Home builders switch on the 'invisible' solar panels

Moving to central California? You'll be able to buy a solar-powered home that doesn't look like it's from the set of Mad Max.

Now that solar panels aren't the ugly ducklings of architecture, home developers are touting solar energy as the latest feature in new homes.

Twelve developers in California have kicked off plans in recent weeks to integrate solar tiles from PowerLight into hundreds of new homes over the next few years. PowerLight's SunTile solar tiles are integrated into the roof, making them far less obtrusive than conventional solar panels, which are perched in a frame that sits atop a roof.
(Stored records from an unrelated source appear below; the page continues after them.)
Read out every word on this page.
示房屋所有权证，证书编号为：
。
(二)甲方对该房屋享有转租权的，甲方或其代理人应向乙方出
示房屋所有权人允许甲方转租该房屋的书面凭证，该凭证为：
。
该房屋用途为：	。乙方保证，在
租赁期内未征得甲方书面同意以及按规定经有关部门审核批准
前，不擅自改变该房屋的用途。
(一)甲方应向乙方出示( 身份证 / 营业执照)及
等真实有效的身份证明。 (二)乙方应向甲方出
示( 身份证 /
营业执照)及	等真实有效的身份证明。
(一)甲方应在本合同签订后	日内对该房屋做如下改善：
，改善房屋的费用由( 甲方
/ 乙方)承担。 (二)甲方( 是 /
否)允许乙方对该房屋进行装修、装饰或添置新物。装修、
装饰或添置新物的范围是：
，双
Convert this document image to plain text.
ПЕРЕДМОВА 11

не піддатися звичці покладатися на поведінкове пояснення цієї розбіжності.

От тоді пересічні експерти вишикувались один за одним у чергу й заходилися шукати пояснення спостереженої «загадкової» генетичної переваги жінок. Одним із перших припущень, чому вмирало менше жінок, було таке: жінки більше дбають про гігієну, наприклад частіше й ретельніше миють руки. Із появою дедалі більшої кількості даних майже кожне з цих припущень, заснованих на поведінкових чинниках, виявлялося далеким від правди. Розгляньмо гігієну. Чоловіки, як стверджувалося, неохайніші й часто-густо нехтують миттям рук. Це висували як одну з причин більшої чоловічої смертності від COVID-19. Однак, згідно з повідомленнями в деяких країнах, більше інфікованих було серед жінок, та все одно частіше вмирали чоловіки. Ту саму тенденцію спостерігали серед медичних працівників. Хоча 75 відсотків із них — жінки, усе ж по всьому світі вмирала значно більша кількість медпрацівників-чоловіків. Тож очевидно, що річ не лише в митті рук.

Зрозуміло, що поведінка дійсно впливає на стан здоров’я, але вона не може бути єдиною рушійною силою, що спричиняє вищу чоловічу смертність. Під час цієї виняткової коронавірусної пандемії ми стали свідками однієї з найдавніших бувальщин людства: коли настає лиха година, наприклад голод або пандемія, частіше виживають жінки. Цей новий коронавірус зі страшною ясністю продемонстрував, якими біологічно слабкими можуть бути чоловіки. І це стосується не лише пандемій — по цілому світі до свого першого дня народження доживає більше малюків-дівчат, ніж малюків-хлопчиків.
One of those California developers, Grupe Homes, has begun to sell homes equipped with PowerLight's SunTiles in its Carsten Crossings development in Rocklin, Calif. In less than three months, the company has sold 23 of the 30 green homes it has offered for sale. Those homes also include energy-efficient water heaters and heating systems.

"There is a lot of showing off. They invite their friends over and say 'Look at my house,'" said Grupe executive Mark Fischer. "One competitor tried to steal one of our buyers away by offering $30,000 off a home."

Centex Homes, meanwhile, has started to put similar systems in its Avignon homes in Pleasanton. Another developer, Lennar, will insert solar roof tiles into 450 homes going up in Roseville in the next two years.

State and federal subsidies, which total around $7,000 per home, play a significant part in the demand for solar. Some developers, such as Grupe, are also absorbing a significant portion of the extra costs of including solar and energy-efficiency technology because of the current buyer-favorable market.

Dark solar panels

Aesthetics, though, can't be ignored. Fischer said Grupe has contemplated solar for the past few years, but outside investors in the developments were typically lukewarm to the idea.

"It made it easier to sell to investors. Everybody is used to those solar arrays that sit on the roof. When they saw this, they were pleasantly surprised," Fisher said.

Bill Kelly, vice president of PowerLight's residential division, concurred: "It is a huge issue. When most people think of solar, they picture something that isn't attractive. That may be the biggest issue for builders."

The unusual design of the SunTile comes largely from SunPower, founded by Richard Swanson, a former Stanford University engineering professor. (SunPower makes the solar panels that PowerLight integrates into a roof tile.)

SunPower has invented a novel silicon solar panel that collects more energy per square inch than a standard silicon solar panel primarily because of the way the electrical contacts are inserted into the panel. SunPower's panels are also thinner.

In the end, that means that a SunPower-PowerLight tile system can harvest as much energy as a conventional system on a frame. The overall costs, however, are about the same.

"It makes for a panel that is a little more expensive to make because it is smaller, but it reduces the installation cost," Swanson said. "The whole area of new home construction is the new frontier for this field.

PowerLight has sold solar equipment into the commercial market for years but just started pitching its technology to residential builders a year ago. The first deals for residential homes were announced in late February.

The solar tiles aren't completely invisible and are slightly darker than conventional roof tiles. From a distance, it looks sort of like the roof got patched. Builders usually put the solar-activated tiles on the side and back of the house to further reduce any noticeable differences.

So, how much?
Getting a bottom-line figure on the cost or savings of these solar systems is difficult. Installing one of the roofing systems probably adds about $20,000 to $25,000 to the builder's direct costs, Kelly said. The state of California then gives builders a $4,000 to $6,000 rebate after installation, knocking the net additional cost down to $15,000 to $20,000.

Homeowners then get a $2,000 federal tax credit (which goes directly to the homeowner and not to the builder or developer), bringing the price down to $13,000 to $18,000.

Utility savings can range from $500 to $1,300. Payoff, thus, can be as short as 10 years or as long as 36 years. But math class hasn't ended yet. Utility prices continue to climb, so the payoff time will likely be shorter for many buyers because of the energy bill savings, Kelly said. The solar system also adds to the resale value of the house, he said.

The type and price of homes vary widely. In Pleasanton, the homes Centex builds will sell for more than $1 million and sport 3.5-kilowatt integrated solar systems. These systems will provide about 65 percent to 70 percent of the home's electricity needs. At the other end of the spectrum, Victoria Homes will integrate solar roofs in hundreds of homes in a Victorville subdivision for first-time and middle-income buyers.

The effectiveness of solar systems varies by geography. Most of the developments announced so far are for subdivisions in the long, hot California central valley. Summer temperatures above 100 degrees are common (and often drive up air-conditioning bills.)

While California is the only state where builders have begun to adopt these tiles, deals are expected in New Jersey, Colorado and Arizona, which have passed alternative-energy incentives, according to Kelly.

Right now, buyers are benefiting because the full costs aren't being passed on, but that will likely change.

"We're not charging the full premium, but I expect that we will," said Grupe's Fischer. "In a few years, you will see this everywhere."